Background: Vaccination with inactivated (killed) whole-virus particles has been used to prevent a wide range of viral diseases. However, for an HIV vaccine this approach has been largely negated due to inherent safety concerns, despite the ability of killed whole-virus vaccines to generate a strong, predominantly antibody-mediated immune response in vivo. HIV-1 Clade B NL4-3 was genetically modified by deleting the nef and vpu genes and substituting the coding sequence for the Env signal peptide with that of honeybee melittin signal peptide to produce a less virulent and more replication efficient virus. This genetically modified virus (gmHIV-1(NL4-3)) was inactivated and formulated as a killed whole-HIV vaccine, and then used for a Phase I human clinical trial (Trial Registration: Clinical Trials NCT01546818). The gmHIV-1(NL4-3) was propagated in the A3.01 human T cell line followed by virus purification and inactivation with aldrithiol-2 and gamma-irradiation. Thirty-three HIV-1 positive volunteers receiving cART were recruited for this observer-blinded, placebo-controlled Phase I human clinical trial to assess the safety and immunogenicity. Results: Genetically modified and killed whole-HIV-1 vaccine, SAV001, was well tolerated with no serious adverse events.
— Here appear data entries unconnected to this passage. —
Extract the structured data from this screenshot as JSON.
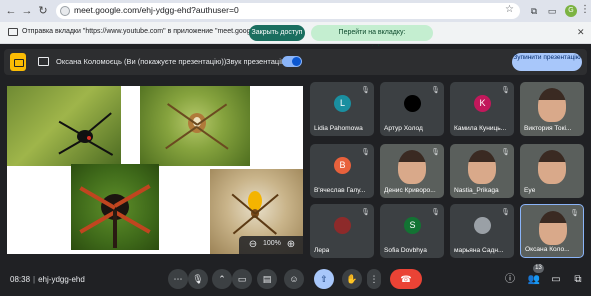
{
  "browser": {
    "url": "meet.google.com/ehj-ydgg-ehd?authuser=0",
    "profile_initial": "G"
  },
  "infobar": {
    "message": "Отправка вкладки \"https://www.youtube.com\" в приложение \"meet.google.com\"...",
    "stop_label": "Закрыть доступ",
    "switch_label": "Перейти на вкладку: www.youtube.com"
  },
  "presentation_bar": {
    "presenter_label": "Оксана Коломоєць (Ви (покажуєте презентацію))",
    "sound_label": "Звук презентації",
    "sound_on": true,
    "stop_label": "Зупинити презентацію"
  },
  "stage": {
    "zoom_level": "100%"
  },
  "participants": [
    {
      "name": "Lidia Pahomowa",
      "initial": "L",
      "color": "#1a8fa0",
      "muted": true,
      "video": false
    },
    {
      "name": "Артур Холод",
      "initial": "",
      "color": "#000000",
      "muted": true,
      "video": false
    },
    {
      "name": "Камила Куниць...",
      "initial": "K",
      "color": "#c2185b",
      "muted": true,
      "video": false
    },
    {
      "name": "Виктория Токі...",
      "initial": "",
      "color": "",
      "muted": false,
      "video": true
    },
    {
      "name": "В'ячеслав Галу...",
      "initial": "B",
      "color": "#e8613c",
      "muted": true,
      "video": false
    },
    {
      "name": "Денис Криворо...",
      "initial": "",
      "color": "",
      "muted": true,
      "video": true
    },
    {
      "name": "Nastia_Prikaga",
      "initial": "",
      "color": "",
      "muted": true,
      "video": true
    },
    {
      "name": "Eye",
      "initial": "",
      "color": "",
      "muted": false,
      "video": true
    },
    {
      "name": "Лера",
      "initial": "",
      "color": "#8d2a2a",
      "muted": true,
      "video": false
    },
    {
      "name": "Sofia Dovbhya",
      "initial": "S",
      "color": "#137333",
      "muted": true,
      "video": false
    },
    {
      "name": "марьяна Садн...",
      "initial": "",
      "color": "#9aa0a6",
      "muted": true,
      "video": false
    },
    {
      "name": "Оксана Коло...",
      "initial": "",
      "color": "",
      "muted": true,
      "video": true
    }
  ],
  "controls": {
    "time": "08:38",
    "meeting_code": "ehj-ydgg-ehd",
    "people_count": "13"
  }
}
HIV-1(NL4-3)-specific PCR showed neither evidence of vaccine virus replication in the vaccine virus-infected human T lymphocytes in vitro nor in the participating volunteers receiving SAV001 vaccine. Furthermore, SAV001 with adjuvant significantly increased the pre-existing antibody response to HIV-1 proteins. Antibodies in the plasma of vaccinees were also found to recognize HIV-1 envelope protein on the surface of infected cells as well as showing an enhancement of broadly neutralizing antibodies inhibiting tier I and II of HIV-1 B, D, and A subtypes. Conclusion: The killed whole-HIV vaccine, SAV001, is safe and triggers anti-HIV immune responses. It remains to be determined through an appropriate trial whether this immune response prevents HIV infection.